Performance enhancing drugs by definition give human and equine athletes alike a competitive edge.  Major League Baseball’s before and after eras of league-wide testing and punitive sanctions for steroid use vividly illuminate the distorting effects of PEDs on athletic achievements.

MLB banned steroids in 1991, but did not adopt league-wide testing for PEDs until 2003, and penalties for violations were not implemented until the 2006 season.  Though urine testing was not foolproof (for example, it could not detect usage of human growth hormones) the reduction in steroid use alone seems to have contributed significantly to the downward trend in offensive production statistics since 2006.

MLB expanded to 30 teams for the 1998 season. In the years 1998-2005, prior to introduction of penalties for banned drug use, the average number of regular-season home runs hit per year was 5,310, compared to 4,801 per year in 2006-2014.  The top-six all-time records for the most home runs hit in a single regular season are held by three players tainted by alleged steroid use and came in 1998, 1999, and 2001.  Barry Bonds is the record-holder with 73 home runs.  By contrast, the most regular-season home runs hit by a player since 2006 is 54 and the leader for 2014 hit 40.
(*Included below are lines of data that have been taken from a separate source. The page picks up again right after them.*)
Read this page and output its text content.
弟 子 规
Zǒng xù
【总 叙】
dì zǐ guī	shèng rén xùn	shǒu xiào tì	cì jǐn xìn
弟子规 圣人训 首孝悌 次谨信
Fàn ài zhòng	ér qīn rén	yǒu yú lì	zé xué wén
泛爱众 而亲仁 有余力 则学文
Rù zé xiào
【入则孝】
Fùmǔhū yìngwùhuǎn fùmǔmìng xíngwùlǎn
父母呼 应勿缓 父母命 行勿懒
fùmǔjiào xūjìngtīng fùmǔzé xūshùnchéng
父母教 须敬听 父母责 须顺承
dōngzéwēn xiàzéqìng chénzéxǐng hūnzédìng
In 2014, MLB adopted the Carbon Isotope Mass Spectrometry test that can detect PEDs used within a two-week period rather than 24 hours and also made its drug-use penalties even harsher.

MLB’s PED-testing and sanctions on players that violate the rules suggest that an aggressive industry-wide collaboration in American horse racing to clamp down on PEDs, including race-day furosemide, would ultimately yield a cleaner sport–and a truer picture of the natural ability and durability of racehorses, especially the ones selected to propagate the breed.